QUESTION: Plusieurs aéroports européens connaissent déjà de graves problèmes opérationnels, avec des passagers qui attendent des heures, avant même la pointe des mois de juillet et août. Quel est votre message aux voyageurs pour cet été?
REPONSE: Les aéroports, avec leurs partenaires, font tout leur possible pour traiter ce problème. Une reprise bien plus rapide (qu'attendu), combinée à un marché de l'emploi extrêmement tendu, provoquent beaucoup de problèmes dans tout l'écosystème de l'aviation, qu'il s'agisse des aéroports, des compagnies aériennes, des manutentionnaires au sol, des contrôles de police et aux frontières...
Mais il faut aussi souligner que le système ne s'est pas effondré. Nous rencontrons des difficultés dans certains aéroports, dans certains pays plus que d'autres, mais le système fonctionne toujours.
Pour les passagers, il est important qu'ils communiquent avec les compagnies en avance pour savoir à quel moment ils devraient arriver à l'aéroport, et se préparent à arriver plus tôt que d'habitude pour être certains d'avoir le temps de passer (les formalités), en particulier s'il leur faut enregistrer des bagages.
Les aéroports ont pris de nombreuses mesures et je pense qu'elles commenceront à produire leurs effets vers la mi-juillet. Des renforts en personnel arriveront, des installations et infrastructures seront reconfigurées.
Ce sera serré, il y aura des disruptions, des temps d'attente plus importants, mais dans une vaste majorité des aéroports, le trafic s'écoulera, les gens ne rateront pas leur avion et, je l'espère, tout le monde pourra arriver à destination comme prévu.
Q: Dans ce contexte, les compagnies aériennes, représentées par leur association internationale, l'Iata, dénoncent des hausses de redevances prévues dans de nombreux aéroports du Vieux continent...
R: Les compagnies aériennes sont en train d'augmenter partout leurs tarifs (...) les aéroports doivent faire face aux mêmes difficultés et pressions inflationnistes. Les compagnies aériennes doivent payer leur carburant plus cher, mais nous subissons aussi des coûts énergétiques et de personnel, qui représentent en tout 45% de nos budgets de fonctionnement.

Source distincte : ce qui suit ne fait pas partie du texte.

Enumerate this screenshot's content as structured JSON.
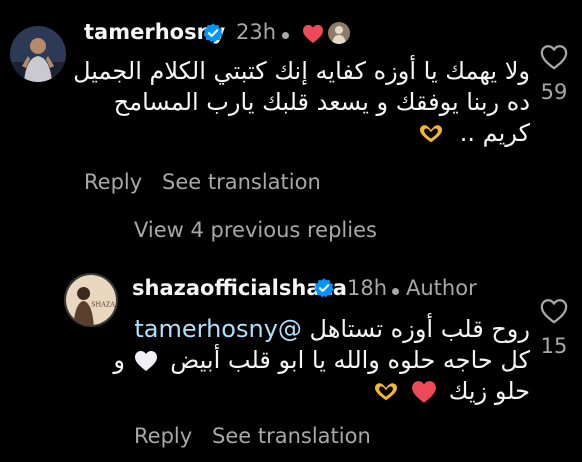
{
  "comment1": {
    "username": "tamerhosny",
    "time": "23h",
    "lines": [
      "ولا يهمك يا أوزه كفايه إنك كتبتي الكلام الجميل",
      "ده ربنا يوفقك و يسعد قلبك يارب المسامح",
      "كريم .."
    ],
    "reply_label": "Reply",
    "translate_label": "See translation",
    "likes": "59",
    "view_replies": "View 4 previous replies"
  },
  "comment2": {
    "username": "shazaofficialshaza",
    "time": "18h",
    "author_badge": "Author",
    "mention": "@tamerhosny",
    "line1_text": "روح قلب أوزه تستاهل",
    "line2": "كل حاجه حلوه والله يا ابو قلب أبيض",
    "line2_suffix": "و",
    "line3": "حلو زيك",
    "avatar_label": "SHAZA",
    "reply_label": "Reply",
    "translate_label": "See translation",
    "likes": "15"
  },
  "colors": {
    "background": "#000000",
    "primary_text": "#f5f5f5",
    "secondary_text": "#a8a8a8",
    "mention": "#b2dffc",
    "verified": "#0095f6",
    "heart_red": "#ed4956"
  },
  "icons": [
    "verified-badge-icon",
    "red-heart-icon",
    "heart-hands-icon",
    "white-heart-icon",
    "like-heart-outline-icon"
  ]
}
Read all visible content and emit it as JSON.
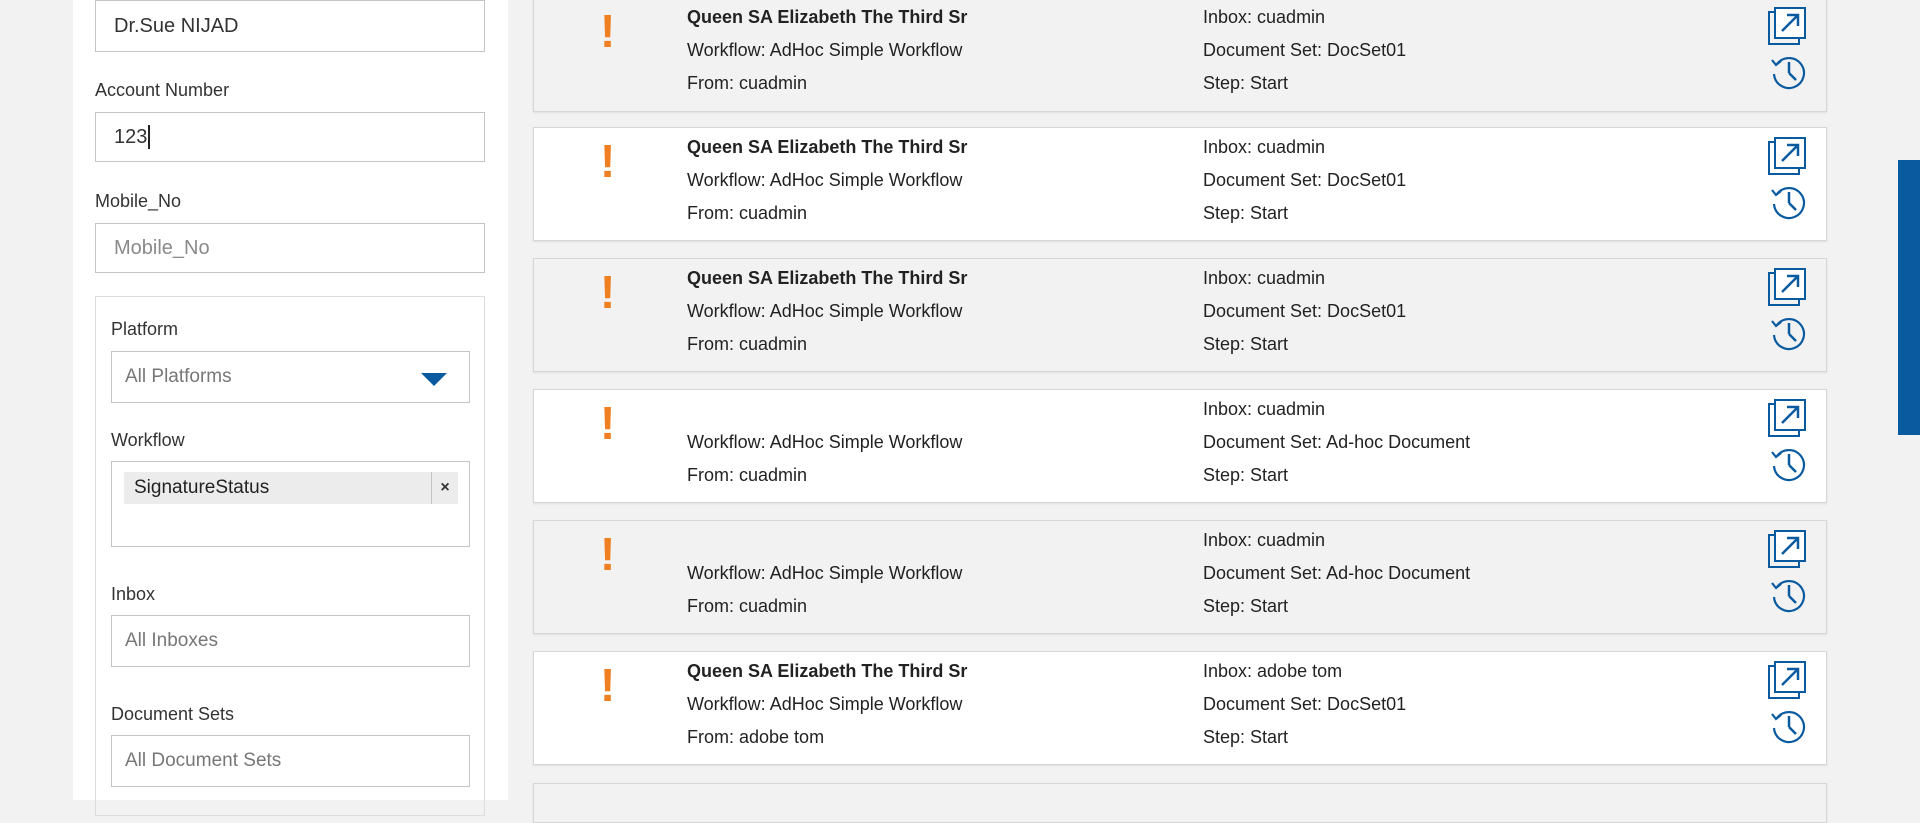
{
  "filters": {
    "name_value": "Dr.Sue NIJAD",
    "account_number_label": "Account Number",
    "account_number_value": "123",
    "mobile_label": "Mobile_No",
    "mobile_placeholder": "Mobile_No",
    "platform_label": "Platform",
    "platform_value": "All Platforms",
    "workflow_label": "Workflow",
    "workflow_tag": "SignatureStatus",
    "workflow_tag_remove": "×",
    "inbox_label": "Inbox",
    "inbox_placeholder": "All Inboxes",
    "document_sets_label": "Document Sets",
    "document_sets_placeholder": "All Document Sets"
  },
  "results": [
    {
      "priority": "!",
      "name": "Queen SA Elizabeth The Third Sr",
      "workflow": "Workflow: AdHoc Simple Workflow",
      "from": "From: cuadmin",
      "inbox": "Inbox: cuadmin",
      "document_set": "Document Set: DocSet01",
      "step": "Step: Start"
    },
    {
      "priority": "!",
      "name": "Queen SA Elizabeth The Third Sr",
      "workflow": "Workflow: AdHoc Simple Workflow",
      "from": "From: cuadmin",
      "inbox": "Inbox: cuadmin",
      "document_set": "Document Set: DocSet01",
      "step": "Step: Start"
    },
    {
      "priority": "!",
      "name": "Queen SA Elizabeth The Third Sr",
      "workflow": "Workflow: AdHoc Simple Workflow",
      "from": "From: cuadmin",
      "inbox": "Inbox: cuadmin",
      "document_set": "Document Set: DocSet01",
      "step": "Step: Start"
    },
    {
      "priority": "!",
      "name": "",
      "workflow": "Workflow: AdHoc Simple Workflow",
      "from": "From: cuadmin",
      "inbox": "Inbox: cuadmin",
      "document_set": "Document Set: Ad-hoc Document",
      "step": "Step: Start"
    },
    {
      "priority": "!",
      "name": "",
      "workflow": "Workflow: AdHoc Simple Workflow",
      "from": "From: cuadmin",
      "inbox": "Inbox: cuadmin",
      "document_set": "Document Set: Ad-hoc Document",
      "step": "Step: Start"
    },
    {
      "priority": "!",
      "name": "Queen SA Elizabeth The Third Sr",
      "workflow": "Workflow: AdHoc Simple Workflow",
      "from": "From: adobe tom",
      "inbox": "Inbox: adobe tom",
      "document_set": "Document Set: DocSet01",
      "step": "Step: Start"
    }
  ],
  "icons": {
    "open": "open-external-icon",
    "history": "history-icon",
    "priority": "exclamation-icon",
    "dropdown": "chevron-down-icon"
  },
  "colors": {
    "accent": "#0a5aa0",
    "priority": "#f07f22"
  }
}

Et bien sûr, l'inflation fait augmenter le prix des matériaux. Aujourd'hui, nous avons des fournisseurs qui nous disent +désolé, mais le prix de vos travaux va augmenter de 50 ou 80%+.
On dirait que l'Iata croit que l'argent pousse sur les arbres dans les aéroports, ce n'est pas le cas. L'Europe a fait le choix de voir les aéroports être gérés comme des entreprises de plein droit, et cela veut dire qu'ils sont financés par leurs utilisateurs, c'est-à-dire les compagnies aériennes et les passagers. L'Iata rêve d'une époque où les aéroports servaient encore à subventionner indirectement les compagnies. Ce n'est plus la réalité dans laquelle nous vivons.

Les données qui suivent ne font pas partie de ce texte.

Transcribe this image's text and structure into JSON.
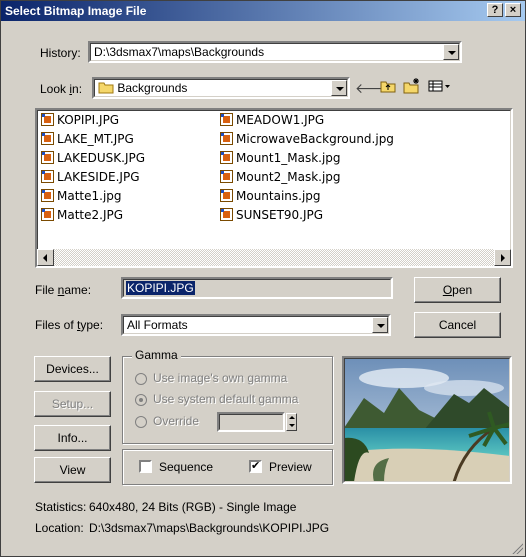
{
  "window": {
    "title": "Select Bitmap Image File",
    "help_label": "?",
    "close_label": "×"
  },
  "history": {
    "label_pre": "History: ",
    "value": "D:\\3dsmax7\\maps\\Backgrounds"
  },
  "lookin": {
    "label_pre": "Look ",
    "label_u": "i",
    "label_post": "n:",
    "value": "Backgrounds"
  },
  "toolbar": {
    "back_icon": "back-arrow-icon",
    "up_icon": "up-folder-icon",
    "new_icon": "new-folder-icon",
    "view_icon": "view-menu-icon"
  },
  "files": {
    "col1": [
      "KOPIPI.JPG",
      "LAKE_MT.JPG",
      "LAKEDUSK.JPG",
      "LAKESIDE.JPG",
      "Matte1.jpg",
      "Matte2.JPG"
    ],
    "col2": [
      "MEADOW1.JPG",
      "MicrowaveBackground.jpg",
      "Mount1_Mask.jpg",
      "Mount2_Mask.jpg",
      "Mountains.jpg",
      "SUNSET90.JPG"
    ]
  },
  "filename": {
    "label_pre": "File ",
    "label_u": "n",
    "label_post": "ame:",
    "value": "KOPIPI.JPG"
  },
  "filetype": {
    "label_pre": "Files of ",
    "label_u": "t",
    "label_post": "ype:",
    "value": "All Formats"
  },
  "buttons": {
    "open_u": "O",
    "open_rest": "pen",
    "cancel": "Cancel",
    "devices": "Devices...",
    "setup": "Setup...",
    "info": "Info...",
    "view": "View"
  },
  "gamma": {
    "title": "Gamma",
    "own": "Use image's own gamma",
    "system": "Use system default gamma",
    "override": "Override",
    "override_value": ""
  },
  "options": {
    "sequence": "Sequence",
    "preview": "Preview",
    "sequence_checked": false,
    "preview_checked": true
  },
  "statistics": {
    "label": "Statistics:",
    "value": "640x480, 24 Bits (RGB) - Single Image"
  },
  "location": {
    "label": "Location:",
    "value": "D:\\3dsmax7\\maps\\Backgrounds\\KOPIPI.JPG"
  },
  "colors": {
    "title_start": "#0a246a",
    "title_end": "#a6caf0",
    "selection": "#0a246a",
    "face": "#d4d0c8"
  }
}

Q: Comme l'ensemble des entreprises européennes, vous vous êtes engagés dans la voie de la décarbonation, mais vous sortez très endettés de la pandémie. Votre capacité à financer cette transformation est-elle assurée?
R: Un point d'interrogation plane sur notre capacité à financer ces projets. Nous voulons y arriver, les équipes et les dirigeants des aéroports ont des objectifs très clairs, ils doivent en répondre aux actionnaires, il faut que nous ayons accès aux financements et ces objectifs (de réduction des émissions) font partie des conditions de ces financements.
Mais nous devons pouvoir financer notre transition d'un point de vue économique. Et nous ne recevons pas l'aide nécessaire de l'Europe. L'Union européenne a mis en place un plan de relance de 750 milliards d'euros pour aider les secteurs les plus touchés par la crise et qui doivent décarboner. Et cela a complètement exclu les aéroports européens, ce qui est très difficile à accepter.